Anyway if you have users that modify inputs adding stanzas that take weird logs, you could do three things:
Ciao.
Giuseppe
At first why do you have users that can change Splunk Forwarders configurations?
This is not what I want to achieve, what I want to achieve to ensure that content sent to the forwarder is clean. Based on the solution above, you proposed whitelist, and filter and routing based on regex. Another way I heard of is to check the timestamp of the log, and if it is before xx days, it wont be ingested. However, assuming I implement all the 3 checks, is that enough to ensure the content that is received from the forwarder is clean?
I can't stop if one day the remote user put a wrong macro file , rename the extension to .log and send to me.

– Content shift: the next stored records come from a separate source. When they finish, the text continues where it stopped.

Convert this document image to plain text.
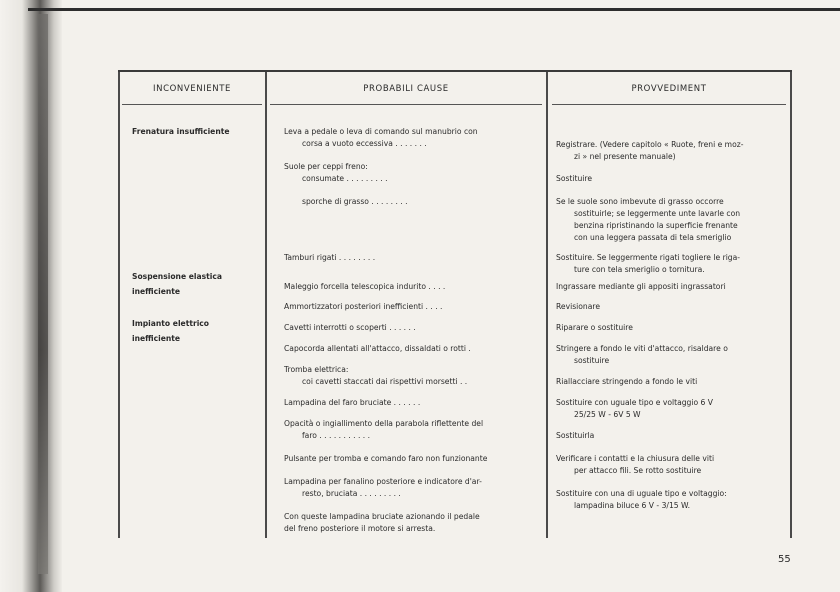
INCONVENIENTE	PROBABILI CAUSE	PROVVEDIMENT
Frenatura insufficiente
Sospensione elastica
inefficiente
Impianto elettrico
inefficiente
Leva a pedale o leva di comando sul manubrio con
corsa a vuoto eccessiva . . . . . . .
Suole per ceppi freno:
consumate . . . . . . . . .
sporche di grasso . . . . . . . .
Tamburi rigati . . . . . . . .
Maleggio forcella telescopica indurito . . . .
Ammortizzatori posteriori inefficienti . . . .
Cavetti interrotti o scoperti . . . . . .
Capocorda allentati all'attacco, dissaldati o rotti .
Tromba elettrica:
coi cavetti staccati dai rispettivi morsetti . .
Lampadina del faro bruciate . . . . . .
Opacità o ingiallimento della parabola riflettente del
faro . . . . . . . . . . .
Pulsante per tromba e comando faro non funzionante
Lampadina per fanalino posteriore e indicatore d'ar-
resto, bruciata . . . . . . . . .
Con queste lampadina bruciate azionando il pedale
del freno posteriore il motore si arresta.
Registrare. (Vedere capitolo « Ruote, freni e moz-
zi » nel presente manuale)
Sostituire
Se le suole sono imbevute di grasso occorre
sostituirle; se leggermente unte lavarle con
benzina ripristinando la superficie frenante
con una leggera passata di tela smeriglio
Sostituire. Se leggermente rigati togliere le riga-
ture con tela smeriglio o tornitura.
Ingrassare mediante gli appositi ingrassatori
Revisionare
Riparare o sostituire
Stringere a fondo le viti d'attacco, risaldare o
sostituire
Riallacciare stringendo a fondo le viti
Sostituire con uguale tipo e voltaggio 6 V
25/25 W - 6V 5 W
Sostituirla
Verificare i contatti e la chiusura delle viti
per attacco fili. Se rotto sostituire
Sostituire con una di uguale tipo e voltaggio:
lampadina biluce 6 V - 3/15 W.
55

Then, I will not be sure Splunk will just ingest the content like this or not.
Anyway if you have users that modify inputs adding stanzas that take weird logs, you could do three things:
This is not what I want to achieve, I just want the forwarder to be able to prevent those weird entries from being ingested, if one day, the user's server files got corrupted. Then, the file goes to my system and gets ingested in.
Hi @z080236,
if you want that each user can ingest each kind of data, the only hint I can give you is to monitor those inputs.

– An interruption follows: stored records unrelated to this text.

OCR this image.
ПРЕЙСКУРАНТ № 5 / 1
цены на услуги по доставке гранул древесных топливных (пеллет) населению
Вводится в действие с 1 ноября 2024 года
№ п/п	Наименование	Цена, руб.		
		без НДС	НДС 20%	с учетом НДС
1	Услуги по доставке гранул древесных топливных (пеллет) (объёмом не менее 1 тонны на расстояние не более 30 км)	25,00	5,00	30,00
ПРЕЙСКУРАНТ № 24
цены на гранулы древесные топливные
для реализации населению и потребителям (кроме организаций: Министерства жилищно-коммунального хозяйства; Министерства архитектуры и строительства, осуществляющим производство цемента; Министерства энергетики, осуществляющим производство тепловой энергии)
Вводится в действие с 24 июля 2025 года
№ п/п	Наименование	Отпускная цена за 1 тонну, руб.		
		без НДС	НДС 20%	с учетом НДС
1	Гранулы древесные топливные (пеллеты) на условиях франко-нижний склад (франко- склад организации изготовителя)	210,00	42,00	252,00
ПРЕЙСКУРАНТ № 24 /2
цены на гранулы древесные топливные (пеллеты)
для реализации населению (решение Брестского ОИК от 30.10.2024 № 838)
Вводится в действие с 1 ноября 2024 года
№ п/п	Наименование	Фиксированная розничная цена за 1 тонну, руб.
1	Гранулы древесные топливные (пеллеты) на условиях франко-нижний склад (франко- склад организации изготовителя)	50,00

In other words, when someone needs other logs, maintain the control on the flow giving you the rules for ingestions to the user.
I say this because Splunk can filter data but it needs one or more rules in data ingestion but you're saying that there isn't any rule in ingestion and users can create every kind of ingestion.

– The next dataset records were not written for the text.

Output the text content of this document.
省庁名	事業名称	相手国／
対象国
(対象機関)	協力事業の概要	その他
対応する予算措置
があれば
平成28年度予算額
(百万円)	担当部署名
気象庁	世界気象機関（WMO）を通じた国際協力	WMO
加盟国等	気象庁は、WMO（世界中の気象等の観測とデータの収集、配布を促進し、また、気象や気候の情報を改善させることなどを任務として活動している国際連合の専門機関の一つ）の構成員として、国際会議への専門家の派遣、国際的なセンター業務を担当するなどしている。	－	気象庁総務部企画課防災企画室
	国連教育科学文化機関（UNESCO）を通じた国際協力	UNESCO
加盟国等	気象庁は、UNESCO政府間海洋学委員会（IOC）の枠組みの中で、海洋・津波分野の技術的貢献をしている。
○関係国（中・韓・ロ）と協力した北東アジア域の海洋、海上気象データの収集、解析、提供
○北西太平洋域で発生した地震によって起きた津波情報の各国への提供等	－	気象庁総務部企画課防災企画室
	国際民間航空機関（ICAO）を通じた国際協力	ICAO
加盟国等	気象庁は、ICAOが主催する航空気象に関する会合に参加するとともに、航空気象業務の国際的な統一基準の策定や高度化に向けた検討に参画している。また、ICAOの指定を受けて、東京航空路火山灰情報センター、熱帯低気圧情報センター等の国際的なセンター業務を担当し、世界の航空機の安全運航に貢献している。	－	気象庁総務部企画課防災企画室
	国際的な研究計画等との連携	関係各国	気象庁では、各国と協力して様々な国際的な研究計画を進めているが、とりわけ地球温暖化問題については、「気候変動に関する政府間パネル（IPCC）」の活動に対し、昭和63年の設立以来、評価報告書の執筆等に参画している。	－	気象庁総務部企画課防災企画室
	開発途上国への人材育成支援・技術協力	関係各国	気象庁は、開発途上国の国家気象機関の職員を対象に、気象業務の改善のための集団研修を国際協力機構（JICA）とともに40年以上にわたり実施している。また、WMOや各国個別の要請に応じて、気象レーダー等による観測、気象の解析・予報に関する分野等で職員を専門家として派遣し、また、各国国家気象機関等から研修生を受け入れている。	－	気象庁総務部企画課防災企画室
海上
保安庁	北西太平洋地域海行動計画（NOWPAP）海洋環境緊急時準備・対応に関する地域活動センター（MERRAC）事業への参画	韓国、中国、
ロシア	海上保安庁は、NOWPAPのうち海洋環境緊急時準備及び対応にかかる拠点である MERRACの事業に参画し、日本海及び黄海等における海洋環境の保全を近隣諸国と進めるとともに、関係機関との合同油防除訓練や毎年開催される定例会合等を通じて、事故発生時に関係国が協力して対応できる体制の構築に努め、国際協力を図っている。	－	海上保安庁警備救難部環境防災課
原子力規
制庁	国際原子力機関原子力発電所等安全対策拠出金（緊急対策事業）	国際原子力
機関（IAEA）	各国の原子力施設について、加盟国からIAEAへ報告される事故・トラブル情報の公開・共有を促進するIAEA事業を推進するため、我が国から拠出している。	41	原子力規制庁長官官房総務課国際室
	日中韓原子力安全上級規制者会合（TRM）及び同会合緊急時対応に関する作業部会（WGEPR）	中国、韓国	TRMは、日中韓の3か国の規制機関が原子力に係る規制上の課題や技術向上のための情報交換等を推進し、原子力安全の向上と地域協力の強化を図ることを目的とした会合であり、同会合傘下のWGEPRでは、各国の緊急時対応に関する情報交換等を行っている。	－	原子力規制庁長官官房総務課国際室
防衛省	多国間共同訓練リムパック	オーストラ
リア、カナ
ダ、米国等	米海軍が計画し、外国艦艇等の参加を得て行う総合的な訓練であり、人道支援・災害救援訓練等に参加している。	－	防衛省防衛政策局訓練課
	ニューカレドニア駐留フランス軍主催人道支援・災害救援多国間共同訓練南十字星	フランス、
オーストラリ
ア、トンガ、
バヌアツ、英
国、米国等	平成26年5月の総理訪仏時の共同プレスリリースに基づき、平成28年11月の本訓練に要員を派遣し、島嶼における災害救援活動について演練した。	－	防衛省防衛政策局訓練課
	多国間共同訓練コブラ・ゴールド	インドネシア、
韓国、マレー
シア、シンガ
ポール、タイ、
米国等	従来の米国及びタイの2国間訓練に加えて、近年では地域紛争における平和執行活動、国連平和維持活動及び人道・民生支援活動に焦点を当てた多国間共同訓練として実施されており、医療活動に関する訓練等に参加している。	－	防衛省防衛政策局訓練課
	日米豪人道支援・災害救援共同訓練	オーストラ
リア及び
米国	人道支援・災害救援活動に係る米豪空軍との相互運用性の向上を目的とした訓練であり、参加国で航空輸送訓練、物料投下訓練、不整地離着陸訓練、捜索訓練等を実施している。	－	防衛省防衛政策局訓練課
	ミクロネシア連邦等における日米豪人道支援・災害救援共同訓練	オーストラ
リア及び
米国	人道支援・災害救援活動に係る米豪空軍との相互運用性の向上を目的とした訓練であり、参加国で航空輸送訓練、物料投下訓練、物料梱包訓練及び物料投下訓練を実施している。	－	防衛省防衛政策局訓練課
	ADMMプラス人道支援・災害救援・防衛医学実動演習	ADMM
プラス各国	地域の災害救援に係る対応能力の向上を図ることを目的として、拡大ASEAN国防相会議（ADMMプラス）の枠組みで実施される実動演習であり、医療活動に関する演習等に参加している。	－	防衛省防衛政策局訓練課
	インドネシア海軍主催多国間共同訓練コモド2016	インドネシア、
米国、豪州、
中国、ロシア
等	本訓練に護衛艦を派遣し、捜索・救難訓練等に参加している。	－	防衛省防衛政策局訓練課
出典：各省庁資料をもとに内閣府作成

The only way is to create a governance of ingestion:
About the check you asked about ingestion of old data, you can have this check inserting in inputs.conf on Forwarders:
ignoreOlderThan = <non-negative integer>[s|m|h|d]
as described in https://docs.splunk.com/Documentation/Splunk/Latest/Admin/Inputsconf
or on indexers, put in props.conf:
MAX_DAYS_AGO = <integer>
as you can see at https://docs.splunk.com/Documentation/Splunk/Latest/Admin/Propsconf
But in this way you solve only a little part of the problem: as I said, you have a governance problem!
Ciao.
Giuseppe
I say this because Splunk can filter data but it needs one or more rules in data ingestion but you're saying that there isn't any rule in ingestion and users can create every kind of ingestion.
This is not what I am saying.
I am saying I have already planned the sourcetype , index and filepath/filetype that I am receiving from my user.
But there's no stopping the user from putting a file that is different from the sourcetype that I am monitoring.
In the case of the above scenario, what will likely happen?
1. Splunk ingest the content and forward to the indexer, if it is not picked up by the filter.
2. Splunk filters out the content, if it is picked up by the filter with the 3 methods, timestamp, file extension/file name, regular expression whitelist.
If Splunk is monitoring a particular filepath for data in a certain format and someone inserts a file with data in a different format into that filepath then Splunk very likely will not recognize the change. It will do its best to interpret the alien file as though it was normal. Depending on how alien the file is Splunk may complain about the timestamps being in the wrong format or not in the expected location. However, Splunk will NOT say "you told me to expect sourcetype 'foo', but this is sourcetype 'bar' so I'm not touching it".